Nonreciprocity of intense light field and weak quantum signal in optomechanical systems with three-mode parametric interactions

TL;DR

This paper presents a reconfigurable optomechanical platform that achieves nonreciprocal light transmission for both classical and quantum signals using three-mode parametric interactions, with tunable parameters and lower power requirements.

Contribution

It introduces a modular three-mode optomechanical system capable of nonreciprocity for classical and quantum signals, with reconfigurability and reduced control power compared to two-mode systems.

Findings

Achieves nonreciprocal transmission for classical fields via asymmetric radiation pressure.

Reconfigurable platform enables quantum signal nonreciprocity through quantum interference.

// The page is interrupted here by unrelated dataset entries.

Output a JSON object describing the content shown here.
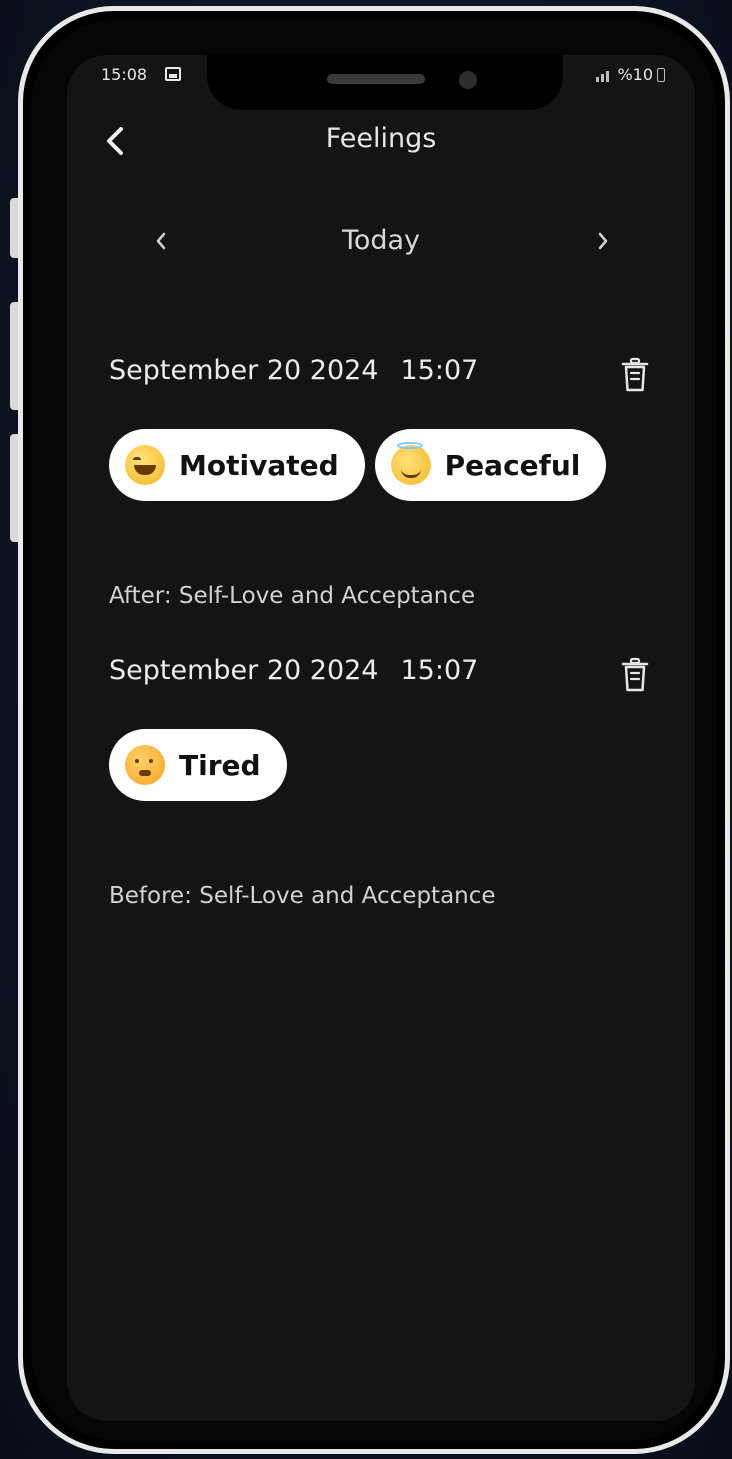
{
  "status_bar": {
    "time": "15:08",
    "battery": "%10"
  },
  "header": {
    "title": "Feelings",
    "back_icon": "chevron-left-icon"
  },
  "date_nav": {
    "label": "Today",
    "prev_icon": "chevron-left-icon",
    "next_icon": "chevron-right-icon"
  },
  "entries": [
    {
      "date": "September 20 2024",
      "time": "15:07",
      "tags": [
        {
          "label": "Motivated",
          "icon": "laughing-face-icon"
        },
        {
          "label": "Peaceful",
          "icon": "angel-face-icon"
        }
      ],
      "note": "After: Self-Love and Acceptance"
    },
    {
      "date": "September 20 2024",
      "time": "15:07",
      "tags": [
        {
          "label": "Tired",
          "icon": "tired-face-icon"
        }
      ],
      "note": "Before: Self-Love and Acceptance"
    }
  ],
  "colors": {
    "screen_bg": "#141414",
    "tag_bg": "#ffffff",
    "text_primary": "#ececec"
  }
}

Demonstrates lower control-field power requirements than two-mode systems.

Abstract

We demonstrate nonreciprocal optical transmission for both intense classical fields and weak quantum signals within a reconfigurable optomechanical platform driven by three-mode parametric interactions. The platform is modular, where each three-mode optomechanical system serves as a fundamental building block. Operating independently, a single block achieves nonreciprocity for classical fields. Specifically, asymmetric radiation pressure from intrinsic optomechanical nonlinearity induces nonreciprocal mechanical displacement, modulating the cavity intensity through optomechanical feedback. This enables full isolation of backward transmission without requiring parameter initialization. Alternatively, for quantum signals, the platform is reconfigured by activating photonic and phononic exchange channels between the two blocks. In this configuration, nonreciprocity arises from quantum interference between direct photon hopping and indirect conversion pathways. Constructive interference enables unidirectional low-loss transmission, while destructive interference completely suppresses the reverse direction. After adiabatically eliminating the auxiliary modes, the optimal nonreciprocal frequency and the trade-off between insertion loss and nonreciprocal bandwidth can be controlled by engineering optomechanically induced mechanical dissipation. Additionally, the three-mode-based device requires less control-field power than two-mode systems under resolved-sideband conditions, demonstrating versatile potential for optical nonreciprocity applications across classical and quantum domains.